The International Monetary Fund (IMF) has revised Zimbabwe’s 2025 economic outlook upward, citing a stronger-than-expected recovery driven by robust agricultural output and solid mining sector performance.
The announcement followed a week-long IMF mission to Harare led by Wojciech Maliszewski, which concluded on 5 November.
Maliszewski said the IMF anticipates a more resilient economic trajectory for Zimbabwe in 2025 than previously forecast, supported by easing inflation and a stable foreign exchange rate.

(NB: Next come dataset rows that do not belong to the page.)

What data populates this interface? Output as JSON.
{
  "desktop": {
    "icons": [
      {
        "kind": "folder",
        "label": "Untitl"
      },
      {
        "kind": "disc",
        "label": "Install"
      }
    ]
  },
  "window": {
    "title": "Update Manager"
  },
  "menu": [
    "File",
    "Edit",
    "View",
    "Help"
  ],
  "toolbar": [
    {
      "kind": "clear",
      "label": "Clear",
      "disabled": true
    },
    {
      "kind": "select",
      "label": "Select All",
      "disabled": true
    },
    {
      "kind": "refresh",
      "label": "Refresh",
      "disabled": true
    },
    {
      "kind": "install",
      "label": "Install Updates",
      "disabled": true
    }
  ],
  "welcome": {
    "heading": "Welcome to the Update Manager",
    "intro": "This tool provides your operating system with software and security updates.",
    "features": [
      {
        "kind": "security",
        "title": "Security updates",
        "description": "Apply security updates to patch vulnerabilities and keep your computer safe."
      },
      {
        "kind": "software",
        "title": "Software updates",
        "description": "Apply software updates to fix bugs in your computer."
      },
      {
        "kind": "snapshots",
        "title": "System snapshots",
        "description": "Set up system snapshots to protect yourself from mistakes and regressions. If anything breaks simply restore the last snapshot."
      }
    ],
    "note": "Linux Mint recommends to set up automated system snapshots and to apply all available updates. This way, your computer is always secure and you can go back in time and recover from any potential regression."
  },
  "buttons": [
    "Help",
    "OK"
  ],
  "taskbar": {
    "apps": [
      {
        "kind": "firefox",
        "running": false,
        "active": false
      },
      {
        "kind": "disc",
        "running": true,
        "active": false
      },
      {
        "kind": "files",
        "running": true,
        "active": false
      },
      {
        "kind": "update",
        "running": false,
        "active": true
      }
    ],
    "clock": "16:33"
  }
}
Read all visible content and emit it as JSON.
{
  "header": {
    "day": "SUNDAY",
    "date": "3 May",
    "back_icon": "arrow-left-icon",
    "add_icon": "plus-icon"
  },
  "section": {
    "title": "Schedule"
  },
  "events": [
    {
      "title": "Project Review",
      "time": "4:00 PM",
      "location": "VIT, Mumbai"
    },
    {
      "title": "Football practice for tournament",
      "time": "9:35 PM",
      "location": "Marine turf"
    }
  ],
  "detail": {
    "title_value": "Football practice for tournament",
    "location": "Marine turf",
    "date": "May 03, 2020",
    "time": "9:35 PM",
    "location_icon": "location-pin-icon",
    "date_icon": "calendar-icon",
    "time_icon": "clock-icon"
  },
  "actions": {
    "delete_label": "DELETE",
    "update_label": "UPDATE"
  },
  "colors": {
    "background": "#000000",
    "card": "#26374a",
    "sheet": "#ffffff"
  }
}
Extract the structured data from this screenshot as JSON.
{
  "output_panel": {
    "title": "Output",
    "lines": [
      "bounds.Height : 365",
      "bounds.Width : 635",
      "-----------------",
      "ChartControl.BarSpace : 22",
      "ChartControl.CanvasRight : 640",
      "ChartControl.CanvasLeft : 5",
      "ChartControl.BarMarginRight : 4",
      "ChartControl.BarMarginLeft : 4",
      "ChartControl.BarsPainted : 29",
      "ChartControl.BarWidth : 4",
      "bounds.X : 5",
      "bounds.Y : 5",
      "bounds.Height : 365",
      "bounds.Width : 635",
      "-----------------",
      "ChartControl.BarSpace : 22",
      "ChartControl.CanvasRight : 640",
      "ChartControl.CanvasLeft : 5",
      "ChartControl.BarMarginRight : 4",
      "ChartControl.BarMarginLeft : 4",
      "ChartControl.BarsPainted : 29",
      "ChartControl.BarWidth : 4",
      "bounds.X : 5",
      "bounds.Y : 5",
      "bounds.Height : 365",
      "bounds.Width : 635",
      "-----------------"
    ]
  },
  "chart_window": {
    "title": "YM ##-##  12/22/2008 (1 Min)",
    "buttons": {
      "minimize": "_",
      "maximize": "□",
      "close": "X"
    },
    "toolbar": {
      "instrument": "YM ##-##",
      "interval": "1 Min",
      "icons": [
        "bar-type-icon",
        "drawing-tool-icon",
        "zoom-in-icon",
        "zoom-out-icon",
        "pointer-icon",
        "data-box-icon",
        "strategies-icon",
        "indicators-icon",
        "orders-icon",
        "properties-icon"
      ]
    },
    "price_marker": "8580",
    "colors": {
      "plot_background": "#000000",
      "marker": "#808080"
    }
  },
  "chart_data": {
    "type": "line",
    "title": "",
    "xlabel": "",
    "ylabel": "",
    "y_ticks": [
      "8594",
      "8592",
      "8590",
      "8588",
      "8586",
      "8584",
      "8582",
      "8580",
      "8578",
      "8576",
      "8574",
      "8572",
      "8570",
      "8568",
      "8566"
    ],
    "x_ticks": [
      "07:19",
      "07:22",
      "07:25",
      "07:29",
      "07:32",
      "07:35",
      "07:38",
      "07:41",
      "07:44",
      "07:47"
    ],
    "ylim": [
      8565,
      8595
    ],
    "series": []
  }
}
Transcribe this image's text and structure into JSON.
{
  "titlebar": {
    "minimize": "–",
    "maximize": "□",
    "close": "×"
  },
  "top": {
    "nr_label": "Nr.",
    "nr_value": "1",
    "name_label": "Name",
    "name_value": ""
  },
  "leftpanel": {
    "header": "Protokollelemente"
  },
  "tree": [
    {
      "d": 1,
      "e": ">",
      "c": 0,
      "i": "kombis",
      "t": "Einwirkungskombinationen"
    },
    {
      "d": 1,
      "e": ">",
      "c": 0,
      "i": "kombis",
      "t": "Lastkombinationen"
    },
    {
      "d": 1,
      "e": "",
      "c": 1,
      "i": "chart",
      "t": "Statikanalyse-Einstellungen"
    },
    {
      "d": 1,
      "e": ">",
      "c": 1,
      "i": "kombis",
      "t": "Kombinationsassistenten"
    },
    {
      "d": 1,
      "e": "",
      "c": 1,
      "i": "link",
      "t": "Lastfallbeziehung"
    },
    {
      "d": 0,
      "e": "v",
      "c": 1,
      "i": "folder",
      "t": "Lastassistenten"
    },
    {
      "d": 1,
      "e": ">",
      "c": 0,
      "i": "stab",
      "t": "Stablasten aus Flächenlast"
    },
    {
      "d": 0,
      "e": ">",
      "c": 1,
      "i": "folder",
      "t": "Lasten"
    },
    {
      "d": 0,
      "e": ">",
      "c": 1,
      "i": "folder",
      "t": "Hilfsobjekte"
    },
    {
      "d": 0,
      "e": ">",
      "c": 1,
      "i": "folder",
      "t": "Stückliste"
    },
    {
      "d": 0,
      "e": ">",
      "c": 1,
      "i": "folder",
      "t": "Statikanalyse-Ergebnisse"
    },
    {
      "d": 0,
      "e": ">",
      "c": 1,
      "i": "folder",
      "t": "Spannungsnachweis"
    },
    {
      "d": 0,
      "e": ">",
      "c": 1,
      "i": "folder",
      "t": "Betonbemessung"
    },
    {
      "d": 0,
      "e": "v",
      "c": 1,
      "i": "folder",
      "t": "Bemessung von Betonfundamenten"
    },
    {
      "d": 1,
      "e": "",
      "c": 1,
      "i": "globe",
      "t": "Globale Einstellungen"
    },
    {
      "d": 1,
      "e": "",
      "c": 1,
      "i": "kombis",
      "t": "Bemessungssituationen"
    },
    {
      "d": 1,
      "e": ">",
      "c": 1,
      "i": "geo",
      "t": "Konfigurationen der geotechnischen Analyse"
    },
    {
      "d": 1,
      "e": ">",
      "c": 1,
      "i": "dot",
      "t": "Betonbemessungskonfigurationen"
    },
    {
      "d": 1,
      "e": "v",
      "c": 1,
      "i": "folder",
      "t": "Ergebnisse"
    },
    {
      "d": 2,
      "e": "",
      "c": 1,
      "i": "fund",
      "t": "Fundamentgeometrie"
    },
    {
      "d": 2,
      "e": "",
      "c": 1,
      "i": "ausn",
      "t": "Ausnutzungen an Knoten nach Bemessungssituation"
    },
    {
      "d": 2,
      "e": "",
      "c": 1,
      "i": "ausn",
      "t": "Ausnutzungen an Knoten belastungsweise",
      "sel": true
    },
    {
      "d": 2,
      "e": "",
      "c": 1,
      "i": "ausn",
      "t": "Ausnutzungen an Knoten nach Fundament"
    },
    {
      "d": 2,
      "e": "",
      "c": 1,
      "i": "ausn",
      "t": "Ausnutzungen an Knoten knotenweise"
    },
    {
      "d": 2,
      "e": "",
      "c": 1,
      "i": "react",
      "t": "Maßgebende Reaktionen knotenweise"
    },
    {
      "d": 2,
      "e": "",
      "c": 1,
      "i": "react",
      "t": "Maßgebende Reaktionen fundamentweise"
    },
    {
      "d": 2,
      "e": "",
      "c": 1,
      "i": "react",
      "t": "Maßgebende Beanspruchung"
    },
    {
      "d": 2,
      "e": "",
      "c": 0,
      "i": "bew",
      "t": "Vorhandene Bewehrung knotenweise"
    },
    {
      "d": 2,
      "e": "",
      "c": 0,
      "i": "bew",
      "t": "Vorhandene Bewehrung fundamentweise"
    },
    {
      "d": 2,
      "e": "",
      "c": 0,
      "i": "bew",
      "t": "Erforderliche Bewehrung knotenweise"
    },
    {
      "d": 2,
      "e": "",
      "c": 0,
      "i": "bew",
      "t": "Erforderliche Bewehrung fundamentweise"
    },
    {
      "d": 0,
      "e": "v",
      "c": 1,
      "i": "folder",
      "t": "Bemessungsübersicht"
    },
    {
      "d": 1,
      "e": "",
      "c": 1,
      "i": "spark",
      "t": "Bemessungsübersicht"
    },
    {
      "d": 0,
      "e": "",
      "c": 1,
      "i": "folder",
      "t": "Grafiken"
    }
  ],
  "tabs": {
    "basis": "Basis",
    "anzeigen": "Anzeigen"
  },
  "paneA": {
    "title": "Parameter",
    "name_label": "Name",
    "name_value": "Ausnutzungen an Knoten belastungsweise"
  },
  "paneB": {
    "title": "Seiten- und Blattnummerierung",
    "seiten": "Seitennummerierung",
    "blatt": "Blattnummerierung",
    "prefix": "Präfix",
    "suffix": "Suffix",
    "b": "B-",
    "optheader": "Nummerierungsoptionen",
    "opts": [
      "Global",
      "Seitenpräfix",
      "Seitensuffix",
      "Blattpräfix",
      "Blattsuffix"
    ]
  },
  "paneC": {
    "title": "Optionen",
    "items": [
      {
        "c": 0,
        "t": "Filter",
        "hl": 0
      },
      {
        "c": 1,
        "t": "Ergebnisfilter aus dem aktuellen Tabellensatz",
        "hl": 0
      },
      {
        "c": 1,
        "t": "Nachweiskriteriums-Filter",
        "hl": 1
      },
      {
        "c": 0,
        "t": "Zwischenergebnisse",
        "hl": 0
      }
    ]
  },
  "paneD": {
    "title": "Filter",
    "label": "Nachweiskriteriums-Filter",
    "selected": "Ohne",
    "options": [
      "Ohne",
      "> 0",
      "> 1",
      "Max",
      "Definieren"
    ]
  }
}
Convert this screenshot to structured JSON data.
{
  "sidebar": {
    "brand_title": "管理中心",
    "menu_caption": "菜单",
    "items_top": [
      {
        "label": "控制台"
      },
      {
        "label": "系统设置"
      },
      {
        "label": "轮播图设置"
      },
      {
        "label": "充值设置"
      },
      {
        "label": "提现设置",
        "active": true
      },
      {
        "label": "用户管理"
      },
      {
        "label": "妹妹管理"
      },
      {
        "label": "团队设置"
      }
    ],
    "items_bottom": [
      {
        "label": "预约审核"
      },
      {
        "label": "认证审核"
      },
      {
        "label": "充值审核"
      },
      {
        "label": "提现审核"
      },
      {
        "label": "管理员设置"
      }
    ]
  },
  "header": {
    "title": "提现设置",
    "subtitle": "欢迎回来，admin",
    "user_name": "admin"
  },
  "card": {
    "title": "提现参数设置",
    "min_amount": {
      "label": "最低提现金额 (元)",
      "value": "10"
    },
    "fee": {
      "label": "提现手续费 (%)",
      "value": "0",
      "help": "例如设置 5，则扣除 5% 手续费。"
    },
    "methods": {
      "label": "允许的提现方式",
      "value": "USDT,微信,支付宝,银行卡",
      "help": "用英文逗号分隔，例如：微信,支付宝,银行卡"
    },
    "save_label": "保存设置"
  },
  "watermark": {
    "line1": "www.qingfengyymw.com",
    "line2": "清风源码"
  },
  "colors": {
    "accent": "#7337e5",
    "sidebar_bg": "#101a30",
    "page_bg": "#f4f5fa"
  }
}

“Zimbabwe’s economic recovery in 2025 is stronger than previously anticipated, given the rebound in agriculture and solid performances in mining, while inflation has continued to significantly ease, supported by a stable foreign exchange rate,” Maliszewski said.
“The economy is expected to maintain strong momentum in 2026.”
This marks a notable shift from earlier projections, which had been more cautious due to persistent fiscal pressures and inflationary risks.
The improved outlook reflects Zimbabwe’s recent gains in food production and mineral exports, particularly gold and lithium, which have bolstered foreign currency inflows and economic stability.
During the visit, IMF officials held discussions with Finance Minister Mthuli Ncube, Reserve Bank of Zimbabwe governor John Mushayavanhu and other stakeholders.
Talks focused on the 2026 budget framework, with emphasis on aligning expenditures with revenues and avoiding arrears.
The IMF encouraged the adoption of credible revenue projections and stronger expenditure management to enhance fiscal resilience.
The mission also addressed Zimbabwe’s request for a Staff Monitored Programme, which would support reforms aimed at sustaining macroeconomic stability.
“IMF staff stand ready to resume discussions upon progress towards addressing key policy issues highlighted in the Article IV consultations, including aligning the 2026 budget with the objective of sustaining macroeconomic stability.”
The IMF’s upgraded forecast is expected to boost investor confidence and support Zimbabwe’s efforts to re-engage with international financial institutions.